Among the local musicians who have already played Shanghai Jazz and will be returning are guitarist-singer Eddie Hazell's Trio, singer Nancy Nelson, the Eric Olsen Trio and guitarist Bob DeVos.  Singer-guitarist, Grover Kemble, and his trio make their Shanghai Jazz debut tonight, and saxophonist Jim Pellgrino, who appeared last Saturday in Grasso's quintet, returns in a more intimate duo setting this Saturday.

Beginning next month, on Feb. 9, Chang plans to increase the live jazz lineup to three days a week by adding Friday nights.  And on Sunday, Feb. 18 and Friday, Feb. 23, the restaurant will host, "Chinese New Year in New Orleans," with music by Mike Denny's Dixieland Jazz Band and Chinese New Year banquet food, with patrons encouraged to wear Mardi Gras costumes and/or masks.

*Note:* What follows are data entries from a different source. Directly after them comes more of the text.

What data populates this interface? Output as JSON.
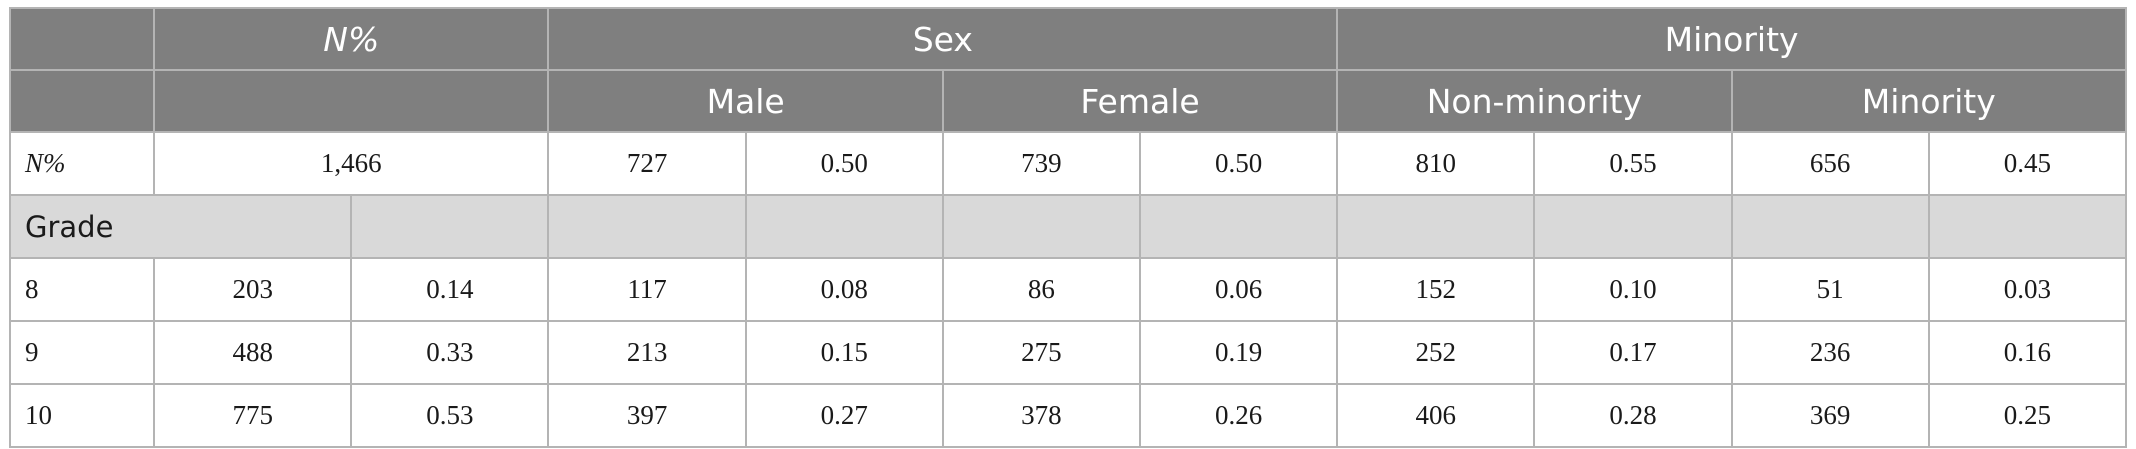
{
  "header": {
    "row1": {
      "blank": "",
      "n_pct": "N%",
      "sex": "Sex",
      "minority": "Minority"
    },
    "row2": {
      "blank": "",
      "n_pct_blank": "",
      "male": "Male",
      "female": "Female",
      "non_minority": "Non-minority",
      "minority": "Minority"
    }
  },
  "rows": {
    "total": {
      "label": "N%",
      "n": "1,466",
      "male_n": "727",
      "male_pct": "0.50",
      "female_n": "739",
      "female_pct": "0.50",
      "nonmin_n": "810",
      "nonmin_pct": "0.55",
      "min_n": "656",
      "min_pct": "0.45"
    },
    "section": {
      "label": "Grade"
    },
    "grades": [
      {
        "label": "8",
        "n": "203",
        "pct": "0.14",
        "male_n": "117",
        "male_pct": "0.08",
        "female_n": "86",
        "female_pct": "0.06",
        "nonmin_n": "152",
        "nonmin_pct": "0.10",
        "min_n": "51",
        "min_pct": "0.03"
      },
      {
        "label": "9",
        "n": "488",
        "pct": "0.33",
        "male_n": "213",
        "male_pct": "0.15",
        "female_n": "275",
        "female_pct": "0.19",
        "nonmin_n": "252",
        "nonmin_pct": "0.17",
        "min_n": "236",
        "min_pct": "0.16"
      },
      {
        "label": "10",
        "n": "775",
        "pct": "0.53",
        "male_n": "397",
        "male_pct": "0.27",
        "female_n": "378",
        "female_pct": "0.26",
        "nonmin_n": "406",
        "nonmin_pct": "0.28",
        "min_n": "369",
        "min_pct": "0.25"
      }
    ]
  }
}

Jazz and restaurants in New Jersey have had uneasy marriages over the years  but things bode well for Shanghai Jazz.  Usually it is musicians or agents who push for the music; this time it's the owner herself.  And by playing jazz on
the sound system even when musicians are not appearing, Martha Chang is making the venue conductive to jazz.  Also, for a room without a stage, the sound is remarkably good.   It should be even better when Chang finds the piano she's committed to adding to enhance the music presentations.